If you are a business expanding into new markets and the data centre is critical to the running of your business, finding the right strategy is key. With digital transformation, big data and IoT bringing disruption to what were once slick business practices, the build vs buy debate is but a distant memory for almost all organisations. Outsourcing to a third party data centre provider delivers the best protection against increasing complexity, cost and risk, and eliminates the need to worry about.
So, to whom do you outsource?
Some experts tell us that, when it comes to data centre choice, coverage is everything. Global organisations should choose providers that have a global footprint – purely because of geographical coverage. They believe that, ultimately, choice beyond this is irrelevant; that one data centre is just the same as another and that data centre space is therefore a commodity.
However, data centre providers vary in many ways – accreditations, space and power capacity, contractual flexibility, connectivity options and service levels and location – and it’s not an exaggeration to say that they can make or break a company’s ability to operate effectively. In addition, it is dangerous to assume that because the provider is not a global organisation, it’s unable to provide a global service.
An alternative approach
Today, a new breed of global data centre players, which aren’t the typical big corporates, are promising to provide much deeper local expertise while maintaining the ability to operate on a global scale. This new breed is made up of alliances of data centre companies, each leading the field in their region – and they allow customers to benefit from a global service with local expertise.

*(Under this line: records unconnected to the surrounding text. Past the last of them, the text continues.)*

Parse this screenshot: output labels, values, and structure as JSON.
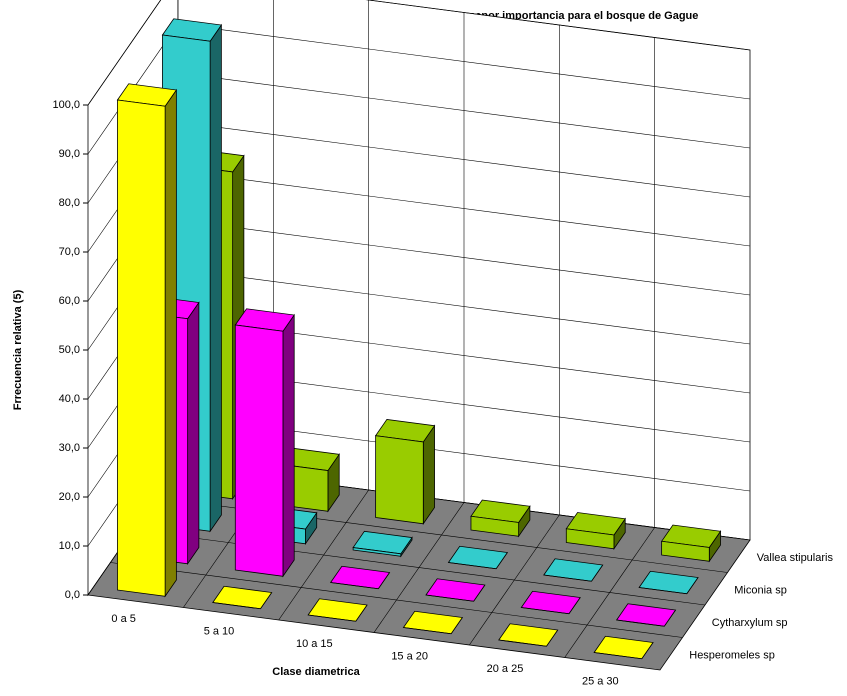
{
  "chart_data": {
    "type": "bar3d",
    "title": "Gráfico Nº 7 Distribucion diametrica de las 4 especies de menor importancia para el bosque de Gague",
    "x_label": "Clase diametrica",
    "y_label": "Frrecuencia relativa (5)",
    "categories": [
      "0 a 5",
      "5 a 10",
      "10 a 15",
      "15 a 20",
      "20 a 25",
      "25 a 30"
    ],
    "series": [
      {
        "name": "Hesperomeles sp",
        "color": "#ffff00",
        "side_color": "#808000",
        "values": [
          100,
          0,
          0,
          0,
          0,
          0
        ]
      },
      {
        "name": "Cytharxylum sp",
        "color": "#ff00ff",
        "side_color": "#800080",
        "values": [
          50,
          50,
          0,
          0,
          0,
          0
        ]
      },
      {
        "name": "Miconia sp",
        "color": "#33cccc",
        "side_color": "#1a6666",
        "values": [
          100,
          3,
          0.5,
          0,
          0,
          0
        ]
      },
      {
        "name": "Vallea stipularis",
        "color": "#99cc00",
        "side_color": "#4d6600",
        "values": [
          66.7,
          8.3,
          16.7,
          2.8,
          2.8,
          2.8
        ]
      }
    ],
    "ylim": [
      0,
      100
    ],
    "yticks": [
      {
        "value": 0,
        "label": "0,0"
      },
      {
        "value": 10,
        "label": "10,0"
      },
      {
        "value": 20,
        "label": "20,0"
      },
      {
        "value": 30,
        "label": "30,0"
      },
      {
        "value": 40,
        "label": "40,0"
      },
      {
        "value": 50,
        "label": "50,0"
      },
      {
        "value": 60,
        "label": "60,0"
      },
      {
        "value": 70,
        "label": "70,0"
      },
      {
        "value": 80,
        "label": "80,0"
      },
      {
        "value": 90,
        "label": "90,0"
      },
      {
        "value": 100,
        "label": "100,0"
      }
    ],
    "grid": true
  }
}
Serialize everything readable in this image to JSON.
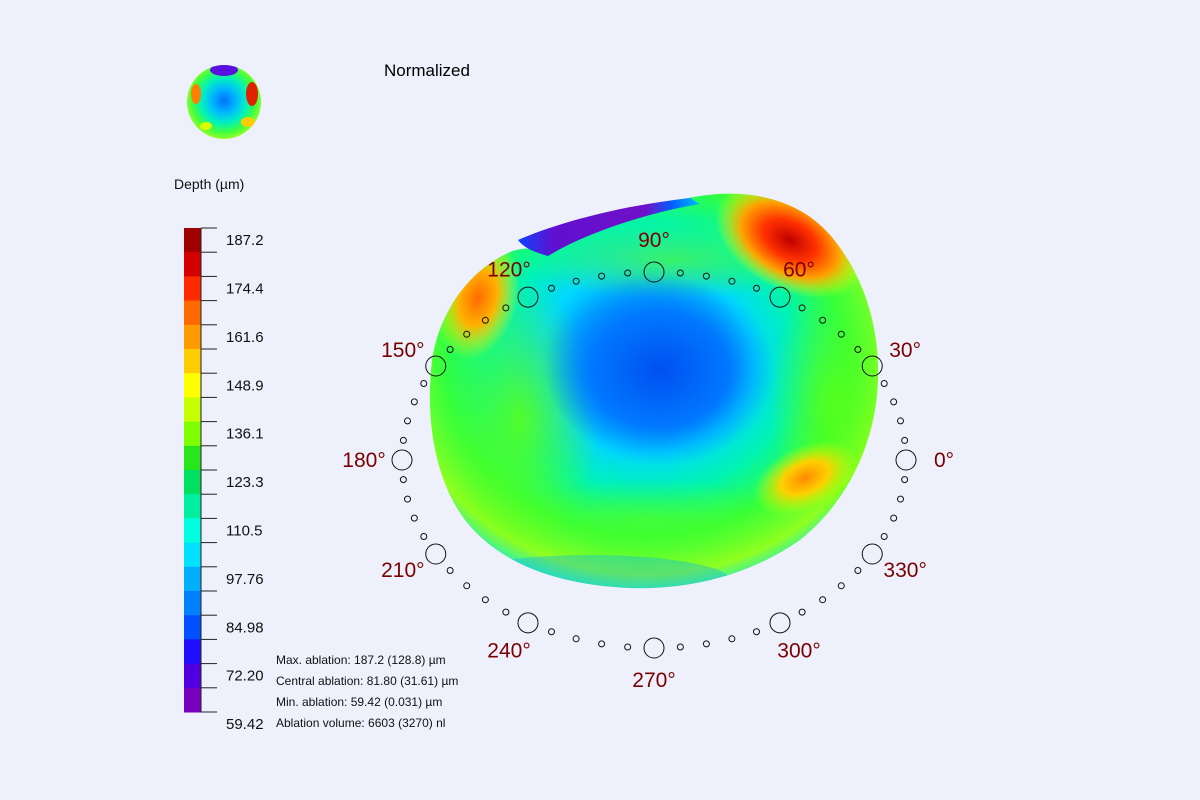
{
  "title": "Normalized",
  "color_scale": {
    "label": "Depth (µm)",
    "ticks": [
      "187.2",
      "174.4",
      "161.6",
      "148.9",
      "136.1",
      "123.3",
      "110.5",
      "97.76",
      "84.98",
      "72.20",
      "59.42"
    ],
    "colors": [
      "#a00000",
      "#d40000",
      "#ff2a00",
      "#ff6a00",
      "#ff9a00",
      "#ffcc00",
      "#ffff00",
      "#c8ff00",
      "#80ff00",
      "#28e61e",
      "#00e060",
      "#00f0a0",
      "#00ffe0",
      "#00e0ff",
      "#00b0ff",
      "#0080ff",
      "#0050ff",
      "#1e10ff",
      "#5000e0",
      "#7a00c0"
    ]
  },
  "angles": [
    "0°",
    "30°",
    "60°",
    "90°",
    "120°",
    "150°",
    "180°",
    "210°",
    "240°",
    "270°",
    "300°",
    "330°"
  ],
  "stats": {
    "max": "Max. ablation: 187.2 (128.8) µm",
    "central": "Central ablation: 81.80 (31.61) µm",
    "min": "Min. ablation: 59.42 (0.031) µm",
    "volume": "Ablation volume: 6603 (3270) nl"
  },
  "colors": {
    "background": "#eef1fb",
    "angle_label": "#7a0000"
  }
}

With a complete understanding of each other’s capabilities, strength and connectivity, alliance members can recommend the most appropriate data centre to either extend a company’s global reach, or to form part of a business resilience plan. Access to professional services – design and implementation, hardware procurement and delivery – ultimately make data centre moves much easier.
The most successful alliances, such as the ST Telemedia Global Alliance, are made up of local providers who have the same core values – and self-regulate to ensure that all partners offer the same level of service and support.
How to pick a partner that’s right for you?
Ultimately, there are five compelling reasons to consider the new breed of global data centre providers:
1. Cost savings: Organisations know they can benefit from economies of scale when they engage with a large, global, vendor – but the same is true for a network or alliance of providers who don’t carry the global overheads of these goliath companies.
2. Ease of doing business: Whilst the big global providers promote the simplicity of the homogenised global single contract or Managed Service Agreement (MSA), the reality is that it often gets complicated because of the sheer size of the organisation. A smaller alliance provider would simply talk directly to the local data centre provider and agree the contract locally.
3. Regulation: Local offices understand the local regulation. If the customer was an American organisation on the west coast of the US that was worried about GDPR and was trying to buy from a provider in London, the local provider would have the knowledge, as they work daily with the laws and regulations.
4. Connectivity: Alliance providers will go the extra mile to ensure customers use the most effective routes, often producing fibre maps, which don’t provide revenue, but demonstrate deeper knowledge. A global provider may have a challenge from a resource perspective to do something similar because they simply don’t have the time or solution people to do it.
So, for organisations that need global coverage, the answer may not be in a large multinational provider. This new breed of alliance providers can help to combine global coverage capabilities with local expertise, delivering cost savings, efficiencies and a more bespoke and effective service.